Why the journey is going to be complex
Although there are endless opportunities, the development and implementation of conversational AI is going to be a complex journey. There are multiple challenges that banks need to overcome. One of the primary challenges is knowledge engineering and authoring. The knowledge required to train AI bots resides in a variety of forms, such as repositories, standard operating procedure documents, and the minds of people handling these processes. It is therefore critical to create a mechanism that can not only capture this knowledge from these sources quickly, but also is able to continuously refresh the knowledge base on a regular basis. Hence, it is important that banks understand that developing and implementing bots is not just a job for techies, but should also include the correct amount of involvement from domain specialists. Process owners should be able to update the knowledge base directly and quickly to overcome this challenge. In addition, banking is a highly regulated industry. When bots perform financial transactions and provide financial advice to customers, it is critical to maintain an audit trail of each interaction. Banks must have a mechanism to trace and pinpoint the knowledge source used by the bot to facilitate any transaction or interaction.
What the industry needs to do
Even with advances in smart phone technology, today’s bank customers may soon find tapping on a screen as frustrating as dialing a phone number on an old rotary phone is for the current generation. The time is now for banks to accelerate the development and testing of voice interfaces. The technology is there and the industry has already seen some success. However, stronger use cases and value-added capabilities need to emerge in the industry. Banks don’t need to solve every challenge on day one, but rather should begin with simple and non-actionable queries and then start looking at applications beyond basic interactions.
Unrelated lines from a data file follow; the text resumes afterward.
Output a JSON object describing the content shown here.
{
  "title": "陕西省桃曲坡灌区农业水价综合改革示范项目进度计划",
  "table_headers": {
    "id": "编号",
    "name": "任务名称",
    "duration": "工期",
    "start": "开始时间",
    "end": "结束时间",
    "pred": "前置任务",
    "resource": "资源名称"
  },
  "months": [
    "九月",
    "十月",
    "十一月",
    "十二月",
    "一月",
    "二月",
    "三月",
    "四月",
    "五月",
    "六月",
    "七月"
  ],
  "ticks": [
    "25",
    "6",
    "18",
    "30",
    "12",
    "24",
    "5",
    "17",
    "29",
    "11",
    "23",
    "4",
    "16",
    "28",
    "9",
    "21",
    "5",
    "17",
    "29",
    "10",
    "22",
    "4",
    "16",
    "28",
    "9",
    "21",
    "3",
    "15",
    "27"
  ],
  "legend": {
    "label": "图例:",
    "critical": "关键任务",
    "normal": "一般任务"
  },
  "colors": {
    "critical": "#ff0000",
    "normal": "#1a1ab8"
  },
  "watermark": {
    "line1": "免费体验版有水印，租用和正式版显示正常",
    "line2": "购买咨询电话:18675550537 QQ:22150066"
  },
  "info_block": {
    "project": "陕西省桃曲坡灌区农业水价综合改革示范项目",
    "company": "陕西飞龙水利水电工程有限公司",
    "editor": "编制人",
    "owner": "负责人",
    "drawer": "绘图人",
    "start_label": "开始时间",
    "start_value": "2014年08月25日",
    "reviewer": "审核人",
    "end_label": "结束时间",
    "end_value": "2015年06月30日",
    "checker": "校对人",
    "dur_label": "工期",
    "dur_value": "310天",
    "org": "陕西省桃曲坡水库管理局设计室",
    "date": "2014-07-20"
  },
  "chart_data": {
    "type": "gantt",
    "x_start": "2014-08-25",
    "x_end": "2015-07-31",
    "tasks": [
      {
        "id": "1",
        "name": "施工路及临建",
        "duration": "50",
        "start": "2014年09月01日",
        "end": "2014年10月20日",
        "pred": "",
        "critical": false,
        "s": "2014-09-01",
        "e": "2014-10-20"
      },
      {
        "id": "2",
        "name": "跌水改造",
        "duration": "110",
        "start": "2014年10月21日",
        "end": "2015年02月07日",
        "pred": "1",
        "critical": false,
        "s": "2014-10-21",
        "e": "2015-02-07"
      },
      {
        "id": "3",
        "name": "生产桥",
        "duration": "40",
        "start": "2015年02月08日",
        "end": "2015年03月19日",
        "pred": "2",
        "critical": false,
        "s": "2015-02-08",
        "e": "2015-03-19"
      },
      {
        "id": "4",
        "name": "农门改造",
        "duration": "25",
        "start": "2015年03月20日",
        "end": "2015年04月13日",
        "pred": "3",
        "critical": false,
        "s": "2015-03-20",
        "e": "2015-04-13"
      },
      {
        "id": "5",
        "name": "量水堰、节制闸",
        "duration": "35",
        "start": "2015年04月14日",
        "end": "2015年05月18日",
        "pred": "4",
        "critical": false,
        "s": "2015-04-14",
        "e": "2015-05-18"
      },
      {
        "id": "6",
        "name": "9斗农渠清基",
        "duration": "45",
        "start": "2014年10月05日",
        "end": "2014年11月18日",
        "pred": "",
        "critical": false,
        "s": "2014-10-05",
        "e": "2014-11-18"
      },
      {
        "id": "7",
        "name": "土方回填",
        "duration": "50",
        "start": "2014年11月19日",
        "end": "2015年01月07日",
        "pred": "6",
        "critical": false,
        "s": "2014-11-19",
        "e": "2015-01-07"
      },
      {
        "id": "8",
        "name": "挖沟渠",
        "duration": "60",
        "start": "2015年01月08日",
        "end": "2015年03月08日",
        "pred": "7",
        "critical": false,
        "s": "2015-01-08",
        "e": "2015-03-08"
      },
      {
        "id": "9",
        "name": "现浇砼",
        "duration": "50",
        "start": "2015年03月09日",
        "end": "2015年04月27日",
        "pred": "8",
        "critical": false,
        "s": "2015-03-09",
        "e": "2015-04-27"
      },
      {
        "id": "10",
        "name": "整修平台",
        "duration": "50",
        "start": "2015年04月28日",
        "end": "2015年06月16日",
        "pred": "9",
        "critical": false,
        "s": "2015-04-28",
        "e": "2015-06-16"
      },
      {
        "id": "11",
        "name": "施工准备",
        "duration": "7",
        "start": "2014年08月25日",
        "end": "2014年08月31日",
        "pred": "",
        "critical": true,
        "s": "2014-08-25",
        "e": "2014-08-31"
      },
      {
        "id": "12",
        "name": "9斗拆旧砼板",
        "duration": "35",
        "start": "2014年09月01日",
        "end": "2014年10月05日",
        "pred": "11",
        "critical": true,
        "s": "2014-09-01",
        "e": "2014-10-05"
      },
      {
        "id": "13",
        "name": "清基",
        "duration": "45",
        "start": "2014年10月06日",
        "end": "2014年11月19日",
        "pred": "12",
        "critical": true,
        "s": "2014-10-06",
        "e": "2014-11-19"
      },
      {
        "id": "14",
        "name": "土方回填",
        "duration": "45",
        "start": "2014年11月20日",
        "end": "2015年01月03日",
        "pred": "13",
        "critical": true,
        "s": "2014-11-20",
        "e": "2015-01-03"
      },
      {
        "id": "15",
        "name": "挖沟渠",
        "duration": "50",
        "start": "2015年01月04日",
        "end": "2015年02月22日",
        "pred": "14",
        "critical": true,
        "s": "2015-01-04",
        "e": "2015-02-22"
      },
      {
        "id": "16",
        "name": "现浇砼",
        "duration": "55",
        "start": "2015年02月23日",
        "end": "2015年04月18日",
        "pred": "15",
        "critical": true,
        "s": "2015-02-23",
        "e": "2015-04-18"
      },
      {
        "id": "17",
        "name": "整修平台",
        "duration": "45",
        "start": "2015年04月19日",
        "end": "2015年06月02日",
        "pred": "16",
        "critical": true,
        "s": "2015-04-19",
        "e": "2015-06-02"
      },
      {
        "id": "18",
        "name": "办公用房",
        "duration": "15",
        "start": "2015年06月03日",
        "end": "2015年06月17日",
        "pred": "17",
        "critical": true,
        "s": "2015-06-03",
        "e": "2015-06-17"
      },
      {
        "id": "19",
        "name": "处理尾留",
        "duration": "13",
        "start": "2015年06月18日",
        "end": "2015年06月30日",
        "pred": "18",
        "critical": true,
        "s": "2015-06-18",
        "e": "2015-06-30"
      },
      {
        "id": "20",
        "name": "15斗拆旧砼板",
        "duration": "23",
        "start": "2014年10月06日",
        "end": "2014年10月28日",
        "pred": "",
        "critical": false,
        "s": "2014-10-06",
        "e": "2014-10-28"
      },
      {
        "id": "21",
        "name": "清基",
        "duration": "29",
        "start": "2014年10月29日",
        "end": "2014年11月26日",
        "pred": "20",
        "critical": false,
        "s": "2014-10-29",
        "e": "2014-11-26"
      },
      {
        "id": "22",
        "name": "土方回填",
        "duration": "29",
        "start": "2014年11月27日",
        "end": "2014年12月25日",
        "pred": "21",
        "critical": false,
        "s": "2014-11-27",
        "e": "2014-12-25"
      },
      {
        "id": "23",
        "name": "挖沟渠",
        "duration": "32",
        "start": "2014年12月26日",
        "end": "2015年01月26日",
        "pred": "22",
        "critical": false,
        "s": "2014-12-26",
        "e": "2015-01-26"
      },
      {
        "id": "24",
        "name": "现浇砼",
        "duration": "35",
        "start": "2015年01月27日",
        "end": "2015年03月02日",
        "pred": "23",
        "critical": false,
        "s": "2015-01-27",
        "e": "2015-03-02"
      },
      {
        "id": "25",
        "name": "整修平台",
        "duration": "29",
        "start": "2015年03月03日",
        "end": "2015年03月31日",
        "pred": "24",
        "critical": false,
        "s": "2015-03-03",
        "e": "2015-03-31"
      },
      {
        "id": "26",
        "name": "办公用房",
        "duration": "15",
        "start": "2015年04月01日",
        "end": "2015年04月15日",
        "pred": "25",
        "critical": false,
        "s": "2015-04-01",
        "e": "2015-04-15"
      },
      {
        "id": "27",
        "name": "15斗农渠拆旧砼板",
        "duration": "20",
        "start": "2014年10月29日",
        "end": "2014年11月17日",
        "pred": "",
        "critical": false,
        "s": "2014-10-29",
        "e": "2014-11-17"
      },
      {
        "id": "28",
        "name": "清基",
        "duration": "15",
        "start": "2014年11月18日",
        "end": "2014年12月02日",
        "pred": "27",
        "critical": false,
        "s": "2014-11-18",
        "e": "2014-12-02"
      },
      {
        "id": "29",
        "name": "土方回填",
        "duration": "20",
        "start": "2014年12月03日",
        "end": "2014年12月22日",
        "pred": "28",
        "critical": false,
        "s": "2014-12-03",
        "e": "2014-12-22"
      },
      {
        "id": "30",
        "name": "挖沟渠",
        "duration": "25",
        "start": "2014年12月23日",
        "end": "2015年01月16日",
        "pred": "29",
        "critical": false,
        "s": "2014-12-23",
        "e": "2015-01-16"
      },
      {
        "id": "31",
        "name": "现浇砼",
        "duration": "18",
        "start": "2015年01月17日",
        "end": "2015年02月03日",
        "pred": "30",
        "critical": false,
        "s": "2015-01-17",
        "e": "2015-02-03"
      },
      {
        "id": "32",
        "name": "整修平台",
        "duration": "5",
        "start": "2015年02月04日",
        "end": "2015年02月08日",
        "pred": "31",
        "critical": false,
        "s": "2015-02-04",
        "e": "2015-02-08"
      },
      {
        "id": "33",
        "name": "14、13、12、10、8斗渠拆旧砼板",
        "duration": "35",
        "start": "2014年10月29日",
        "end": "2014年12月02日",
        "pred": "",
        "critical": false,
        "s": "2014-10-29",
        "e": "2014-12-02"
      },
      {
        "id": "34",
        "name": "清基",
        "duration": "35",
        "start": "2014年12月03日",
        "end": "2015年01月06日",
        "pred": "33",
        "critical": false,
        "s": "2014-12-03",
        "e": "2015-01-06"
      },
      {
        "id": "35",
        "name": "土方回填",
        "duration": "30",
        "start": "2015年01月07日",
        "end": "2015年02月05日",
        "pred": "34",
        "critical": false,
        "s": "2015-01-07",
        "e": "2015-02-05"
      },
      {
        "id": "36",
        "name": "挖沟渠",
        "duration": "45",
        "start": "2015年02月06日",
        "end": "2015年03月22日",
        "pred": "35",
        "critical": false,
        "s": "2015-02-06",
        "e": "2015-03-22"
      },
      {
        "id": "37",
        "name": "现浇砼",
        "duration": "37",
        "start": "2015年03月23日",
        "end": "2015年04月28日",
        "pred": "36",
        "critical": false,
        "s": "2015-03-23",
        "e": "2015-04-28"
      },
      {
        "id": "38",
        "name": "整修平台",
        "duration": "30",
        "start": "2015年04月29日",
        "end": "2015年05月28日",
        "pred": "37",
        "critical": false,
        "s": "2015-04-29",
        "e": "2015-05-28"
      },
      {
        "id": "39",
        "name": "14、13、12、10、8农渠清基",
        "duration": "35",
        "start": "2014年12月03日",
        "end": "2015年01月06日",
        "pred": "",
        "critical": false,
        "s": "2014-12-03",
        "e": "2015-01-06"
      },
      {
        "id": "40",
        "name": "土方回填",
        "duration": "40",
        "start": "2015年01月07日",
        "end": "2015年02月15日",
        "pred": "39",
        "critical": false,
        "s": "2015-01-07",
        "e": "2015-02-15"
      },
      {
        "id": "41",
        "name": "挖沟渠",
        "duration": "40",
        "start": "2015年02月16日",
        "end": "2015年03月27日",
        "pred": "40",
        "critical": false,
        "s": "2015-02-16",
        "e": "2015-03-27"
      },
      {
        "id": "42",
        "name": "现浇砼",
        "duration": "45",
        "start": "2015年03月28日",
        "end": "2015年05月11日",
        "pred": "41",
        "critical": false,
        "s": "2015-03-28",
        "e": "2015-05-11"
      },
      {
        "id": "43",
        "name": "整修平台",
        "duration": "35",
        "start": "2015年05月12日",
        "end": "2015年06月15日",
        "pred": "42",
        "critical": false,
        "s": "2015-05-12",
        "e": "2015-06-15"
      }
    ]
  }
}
To achieve this, banks and technology companies will need to collaborate and experiment together. Banks cannot afford to develop such solutions on their own, as they lack the necessary expertise and budgets. Technology companies do not have real-time customer data and access to end users. By partnering together, both industries can create multiple use cases, as well as more easily build proof of concepts and prototypes backed by customer journey design and experience analytics, which can speed the development of new products and services. JP Morgan recently entered into a partnership with Amazon to develop a new skill for Alexa that will allow the institutional clients of investment banks to access the firm’s analyst reports and stock information using the voice assistant. This type of repeatable model will spur more innovation and drive the use of new conversational AI solutions for the benefits of both the banking industry and its customers.